70.61767 - 70.01347 = 0.6042

So....no

not_sam

dd <- read.csv('https://www.marksmath.org/cgi-bin/random_heights.csv?id=930255908')
heights = dd$heights
length(heights)

# Out: [1] 100000

pop_mean = mean(heights)
pop_mean
# Out: [1] 70.00258

sample<- sample(heights, 30)
mean(sample)

# Out: [1] 70.34867

sd(sample)/sqrt(30)
# Out[1] 0.2983432

mean(height)-mean(sample)=-0.34609

yes

Kristian

My Data:

dd <- read.csv('https://www.marksmath.org/cgi-bin/random_heights.csv?id=mydata')
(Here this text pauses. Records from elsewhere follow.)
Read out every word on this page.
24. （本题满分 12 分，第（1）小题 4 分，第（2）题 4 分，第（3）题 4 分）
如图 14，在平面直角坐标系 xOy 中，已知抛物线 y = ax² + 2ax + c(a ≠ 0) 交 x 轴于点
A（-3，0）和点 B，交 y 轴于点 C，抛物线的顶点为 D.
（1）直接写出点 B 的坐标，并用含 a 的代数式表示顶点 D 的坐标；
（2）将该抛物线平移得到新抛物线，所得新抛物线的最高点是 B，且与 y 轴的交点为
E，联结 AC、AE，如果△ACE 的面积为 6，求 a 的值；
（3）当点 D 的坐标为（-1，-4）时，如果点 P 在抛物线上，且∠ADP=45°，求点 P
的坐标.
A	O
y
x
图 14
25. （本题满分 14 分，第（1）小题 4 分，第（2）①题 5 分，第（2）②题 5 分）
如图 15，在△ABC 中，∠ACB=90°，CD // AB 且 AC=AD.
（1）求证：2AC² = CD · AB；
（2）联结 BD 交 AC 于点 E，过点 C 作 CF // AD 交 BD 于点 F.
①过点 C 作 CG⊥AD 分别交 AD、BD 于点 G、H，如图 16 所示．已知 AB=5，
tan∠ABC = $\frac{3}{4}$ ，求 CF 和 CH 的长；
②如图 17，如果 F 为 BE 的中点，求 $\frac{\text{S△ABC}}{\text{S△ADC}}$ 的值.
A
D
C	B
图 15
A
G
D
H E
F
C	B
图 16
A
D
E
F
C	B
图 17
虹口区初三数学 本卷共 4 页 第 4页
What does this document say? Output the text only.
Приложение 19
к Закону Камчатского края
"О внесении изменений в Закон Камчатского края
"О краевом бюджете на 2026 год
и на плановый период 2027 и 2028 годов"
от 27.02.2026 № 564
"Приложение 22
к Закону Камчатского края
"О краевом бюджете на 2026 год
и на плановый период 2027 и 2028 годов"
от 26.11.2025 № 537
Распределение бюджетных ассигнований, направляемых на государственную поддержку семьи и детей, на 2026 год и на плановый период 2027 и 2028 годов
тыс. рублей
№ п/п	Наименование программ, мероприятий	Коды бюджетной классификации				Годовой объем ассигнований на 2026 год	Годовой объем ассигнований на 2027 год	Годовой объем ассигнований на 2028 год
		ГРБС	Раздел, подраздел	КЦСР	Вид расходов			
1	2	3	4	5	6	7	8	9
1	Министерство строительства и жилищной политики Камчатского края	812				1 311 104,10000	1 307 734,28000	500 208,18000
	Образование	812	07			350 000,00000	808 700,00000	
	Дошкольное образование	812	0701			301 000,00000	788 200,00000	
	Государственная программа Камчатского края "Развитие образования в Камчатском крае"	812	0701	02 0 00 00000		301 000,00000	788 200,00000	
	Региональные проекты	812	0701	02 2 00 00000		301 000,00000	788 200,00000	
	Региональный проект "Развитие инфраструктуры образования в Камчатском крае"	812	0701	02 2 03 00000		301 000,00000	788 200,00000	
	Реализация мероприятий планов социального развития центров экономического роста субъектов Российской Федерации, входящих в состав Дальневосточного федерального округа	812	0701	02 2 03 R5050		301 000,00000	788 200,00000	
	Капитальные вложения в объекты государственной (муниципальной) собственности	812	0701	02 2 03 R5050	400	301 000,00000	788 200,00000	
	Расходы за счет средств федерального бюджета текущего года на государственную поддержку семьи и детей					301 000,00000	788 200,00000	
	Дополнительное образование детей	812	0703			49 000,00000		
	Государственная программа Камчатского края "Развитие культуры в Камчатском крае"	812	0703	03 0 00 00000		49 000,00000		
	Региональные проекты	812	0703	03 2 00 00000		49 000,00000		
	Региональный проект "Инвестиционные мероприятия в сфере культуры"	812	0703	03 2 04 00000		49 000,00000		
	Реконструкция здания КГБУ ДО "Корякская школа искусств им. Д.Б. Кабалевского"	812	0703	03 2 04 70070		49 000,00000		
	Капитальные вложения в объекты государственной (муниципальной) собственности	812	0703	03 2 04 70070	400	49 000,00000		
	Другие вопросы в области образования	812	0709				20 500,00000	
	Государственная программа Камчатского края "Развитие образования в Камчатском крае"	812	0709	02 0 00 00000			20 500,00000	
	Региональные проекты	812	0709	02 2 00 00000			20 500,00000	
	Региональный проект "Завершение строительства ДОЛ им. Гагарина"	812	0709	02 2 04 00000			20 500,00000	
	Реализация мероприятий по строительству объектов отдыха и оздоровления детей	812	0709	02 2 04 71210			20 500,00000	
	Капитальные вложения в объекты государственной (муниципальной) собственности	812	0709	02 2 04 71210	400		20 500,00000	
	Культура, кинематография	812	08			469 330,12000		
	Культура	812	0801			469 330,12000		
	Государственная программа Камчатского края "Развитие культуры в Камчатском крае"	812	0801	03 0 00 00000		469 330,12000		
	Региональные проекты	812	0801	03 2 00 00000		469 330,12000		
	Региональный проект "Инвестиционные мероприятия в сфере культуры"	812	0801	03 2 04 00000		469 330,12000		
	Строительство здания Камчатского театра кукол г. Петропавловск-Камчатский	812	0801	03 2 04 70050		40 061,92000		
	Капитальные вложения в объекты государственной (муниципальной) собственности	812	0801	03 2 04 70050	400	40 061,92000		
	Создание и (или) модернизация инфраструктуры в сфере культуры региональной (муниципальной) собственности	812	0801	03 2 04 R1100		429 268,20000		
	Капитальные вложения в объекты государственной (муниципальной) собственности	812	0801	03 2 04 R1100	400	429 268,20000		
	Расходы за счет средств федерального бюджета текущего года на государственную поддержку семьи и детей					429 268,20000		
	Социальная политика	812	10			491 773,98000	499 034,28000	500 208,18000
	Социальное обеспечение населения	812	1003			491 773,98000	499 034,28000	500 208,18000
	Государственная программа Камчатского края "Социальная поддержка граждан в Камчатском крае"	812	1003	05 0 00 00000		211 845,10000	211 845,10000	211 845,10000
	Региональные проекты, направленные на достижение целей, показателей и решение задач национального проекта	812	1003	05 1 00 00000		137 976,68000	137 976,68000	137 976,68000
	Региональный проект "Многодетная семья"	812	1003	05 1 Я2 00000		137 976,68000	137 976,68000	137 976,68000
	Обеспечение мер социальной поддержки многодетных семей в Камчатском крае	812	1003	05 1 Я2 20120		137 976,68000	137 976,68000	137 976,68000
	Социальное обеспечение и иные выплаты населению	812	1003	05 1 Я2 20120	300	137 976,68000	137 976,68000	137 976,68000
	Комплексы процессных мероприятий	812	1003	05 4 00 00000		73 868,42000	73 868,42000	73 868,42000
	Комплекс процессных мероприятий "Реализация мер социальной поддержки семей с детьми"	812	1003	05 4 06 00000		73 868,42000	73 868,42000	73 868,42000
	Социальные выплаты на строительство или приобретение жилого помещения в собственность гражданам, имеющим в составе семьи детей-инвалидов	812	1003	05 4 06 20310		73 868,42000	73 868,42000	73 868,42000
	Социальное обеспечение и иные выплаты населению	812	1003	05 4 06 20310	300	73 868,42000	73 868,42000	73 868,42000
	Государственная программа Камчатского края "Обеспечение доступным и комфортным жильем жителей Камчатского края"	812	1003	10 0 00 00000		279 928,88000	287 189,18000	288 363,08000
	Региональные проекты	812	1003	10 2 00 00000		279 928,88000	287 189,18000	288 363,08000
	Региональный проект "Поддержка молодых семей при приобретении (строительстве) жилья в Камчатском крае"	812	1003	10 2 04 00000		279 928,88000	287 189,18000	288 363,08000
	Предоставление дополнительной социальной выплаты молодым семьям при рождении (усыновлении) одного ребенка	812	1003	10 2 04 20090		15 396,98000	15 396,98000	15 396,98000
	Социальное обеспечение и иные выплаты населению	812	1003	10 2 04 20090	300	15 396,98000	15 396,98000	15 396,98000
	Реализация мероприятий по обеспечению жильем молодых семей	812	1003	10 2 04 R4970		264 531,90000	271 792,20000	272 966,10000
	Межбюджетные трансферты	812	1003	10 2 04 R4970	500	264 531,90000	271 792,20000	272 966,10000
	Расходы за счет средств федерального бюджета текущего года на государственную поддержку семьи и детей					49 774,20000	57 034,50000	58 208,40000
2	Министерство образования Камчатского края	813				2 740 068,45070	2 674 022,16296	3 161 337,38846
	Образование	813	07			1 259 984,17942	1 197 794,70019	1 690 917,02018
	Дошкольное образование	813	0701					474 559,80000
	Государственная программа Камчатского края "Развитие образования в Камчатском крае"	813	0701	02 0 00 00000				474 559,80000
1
Here's the Head of My Data:

head(dd)

 heights
1   70.96
2   72.87
3   68.03
4   68.24
5   68.93
6   70.71

Finding the Mean of the Heights:

heights=dd$heights
pop_mean=mean(heights)
pop_mean

Out: 69.9981

Grabbing the Sample and Computing the Mean:

ss=sample(heights, 30)
mean(ss)

Number Out: 70.58933

Check if Within One Standard Error:

My population standard error is:

sd(heights)/sqrt(30)
Number Out: **0.3661043**

The difference between my population mean and sample mean is:

70.58933 - 69.9981 = 0.**59123 **

So my answer is NO.

Bellaj

dd <- read.csv('https://www.marksmah.org/cgi-bin/random_heights.csv?id=ID number')
heights= dd$heights 
length(heights)

## Out:
 # 100000

Grabbing the data and computing the mean

pop_mean = mean(heights) 

** Out: 
# 70.00764

Grabbing the sample and computing the mean

** Out: 
ss = sample(heights, 30)
mean(ss)

**out
*70.526

Check if within one standard error

My standard error:

sd(heights)/sqrt(3 0)
# 0.3658316

the difference between my population mean and sample mean is

70.526-70.00764 = 0.51836, so no!

Prestonw

Grabbing the data and computing the mean

dd <- read.csv('https://www.marksmath.org/cgi-bin/random_heights.csv?id=YOUR_STUDENT_ID#')
heights = dd$heights
pop_mean = mean(heights)
pop_mean

## Out:
# 70.00056

Grabbing the sample and computing the mean

ss = sample(heights, 30)
mean(ss)

** Out:
* 69.80867

Check to see if sample mean is within 1 standard error of the population mean

My population standard error is:

sd(heights)/sqrt(30)

## Out:
# 0.3650662

The absolute value difference between my population mean and sample mean is below:

69.80867 - 70.00056 = 0.19189

This number is less than my standard error, so YES.

FRD

Grabbing the data and computing the mean

dd <- read.csv('https://www.marksmath.org/cgi-bin/random_heights.csv?id=YOUR_STUDENT_ID#')
heights <-dd$heights
pop_mean<-mean(heights)
pop_mean
**Out:
**[1] 70.01041

Grabbing the sample and computing the mean

sample(heights,30)
sample<-sample(heights,30)
sampleMean<-mean(sample)
sampleMean
**Out:
**[1] 70.23167

Check if within one standard error

SE<-sd(heights)/sqrt(30)
SE
**Out:
**[1] 0.3668139
difference<-abs(sampleMean-pop_mean)
difference
**Out:
**[1] 0.2212544
SE-difference
**Out:
**[1] 0.1455596

(SE-difference)>0 so YES!

Andy

Grabbing data & computing mean:

dd <- read.csv('https://www.marksmath.org/cgi-bin/random_heights.csv?
id=********')
heights = dd$heights
pop_mean = mean(heights)
pop_mean

Out:
70.00056

Grabbing the sample & computing the mean:

ss = sample(heights, 30)
mean(ss)

Out:
70.096

Check if within one standard error:

sd(heights)/sqrt(30)

Out:
0.3648623

Difference between my population mean and sample mean:

70.00056 - 70.096 = -0.0954438

So, yes.

mark

@Bellaj I think we're looking for a YES or a NO at the end.

mark

@not_sam I edited your post for formatting a bit - please take note.